朝座の講師清範、高座の上も光りみちたるここちして、いみじうぞあるや。暑さのわびしきに添へて、しさしたる事の今日過ぐすまじきをうちおきて、ただすこし聞きて帰りなむとしつるに、しきなみに集ひたる車なれば、出づべき方もなし。朝講果てなば、なほいかで出でなむと、前なる車どもに消息すれば、近く立たむがうれしさにや、「早々」と引き出であけて出だすを見たまひて、いとかしかましきまで老上達部さへ笑ひにくむをも聞き入れず、答へもせで、強いて狭がり出づれば、権中納言の、「やや。まかりぬるもよし」とて、うち笑みたまへるぞ、めでたき。それも耳にもとまらず、暑きにまどはし出でて、人して「五千人のうちには入らせたまはぬやうあらじ」と聞えかけて、帰りにき。

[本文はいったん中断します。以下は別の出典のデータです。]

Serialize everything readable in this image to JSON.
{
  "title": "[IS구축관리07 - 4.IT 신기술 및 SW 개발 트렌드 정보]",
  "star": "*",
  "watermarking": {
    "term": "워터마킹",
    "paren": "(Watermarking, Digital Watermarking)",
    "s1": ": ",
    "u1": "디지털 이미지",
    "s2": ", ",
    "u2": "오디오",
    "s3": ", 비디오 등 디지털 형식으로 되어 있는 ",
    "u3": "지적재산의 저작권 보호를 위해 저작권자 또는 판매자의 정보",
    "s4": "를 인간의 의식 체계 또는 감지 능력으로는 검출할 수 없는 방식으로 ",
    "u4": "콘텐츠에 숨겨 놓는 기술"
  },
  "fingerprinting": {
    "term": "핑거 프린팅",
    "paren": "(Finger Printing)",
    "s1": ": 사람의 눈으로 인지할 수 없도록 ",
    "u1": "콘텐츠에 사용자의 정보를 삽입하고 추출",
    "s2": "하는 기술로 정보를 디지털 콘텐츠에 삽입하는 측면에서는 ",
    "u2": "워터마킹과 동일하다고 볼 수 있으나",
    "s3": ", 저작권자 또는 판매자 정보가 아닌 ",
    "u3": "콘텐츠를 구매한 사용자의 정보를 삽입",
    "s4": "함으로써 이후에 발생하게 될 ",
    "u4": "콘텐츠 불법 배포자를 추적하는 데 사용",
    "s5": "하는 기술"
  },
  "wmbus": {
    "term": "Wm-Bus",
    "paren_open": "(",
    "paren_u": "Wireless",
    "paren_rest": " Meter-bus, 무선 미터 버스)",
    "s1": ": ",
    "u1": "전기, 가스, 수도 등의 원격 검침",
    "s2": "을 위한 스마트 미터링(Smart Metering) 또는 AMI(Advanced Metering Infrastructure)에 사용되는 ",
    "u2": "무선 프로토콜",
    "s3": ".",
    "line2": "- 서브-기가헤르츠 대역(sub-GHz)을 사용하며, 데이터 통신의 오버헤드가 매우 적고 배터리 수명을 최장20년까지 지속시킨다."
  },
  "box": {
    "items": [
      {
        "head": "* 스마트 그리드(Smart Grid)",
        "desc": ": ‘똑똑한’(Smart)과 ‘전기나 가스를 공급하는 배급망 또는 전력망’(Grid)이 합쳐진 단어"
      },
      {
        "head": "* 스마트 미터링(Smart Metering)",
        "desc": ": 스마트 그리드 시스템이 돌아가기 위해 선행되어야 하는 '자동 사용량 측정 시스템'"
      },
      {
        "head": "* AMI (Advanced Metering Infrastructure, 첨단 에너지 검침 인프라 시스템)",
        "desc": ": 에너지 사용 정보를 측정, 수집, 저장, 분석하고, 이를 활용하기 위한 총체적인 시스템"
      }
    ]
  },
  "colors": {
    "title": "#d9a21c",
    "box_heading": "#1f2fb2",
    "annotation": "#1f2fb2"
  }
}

そのはじめより、やがて果つる日まで立てたる車のありけるに、人寄り来とも見えず、すべてただあさましう絵などのやうにて過ぐしければ、ありがたくめでたく心にくく、いかなる人ならむ、いかで知らむと、問ひ尋ねけるを聞きたまひて、藤大納言などは、「なにか、めでたからむ。いとにくし。ゆゆしきものにこそあなれ」と、のたまひけるこそ、をかしかりしか。
さて、その二十日あまりに、中納言、法師になりたまひにしこそ、あはれなりしか。桜など散りぬるも、なほ世の常なりや。「置くを待つ間の」とだに言ふべくもあらぬ御有様にそこ見えたまひしか。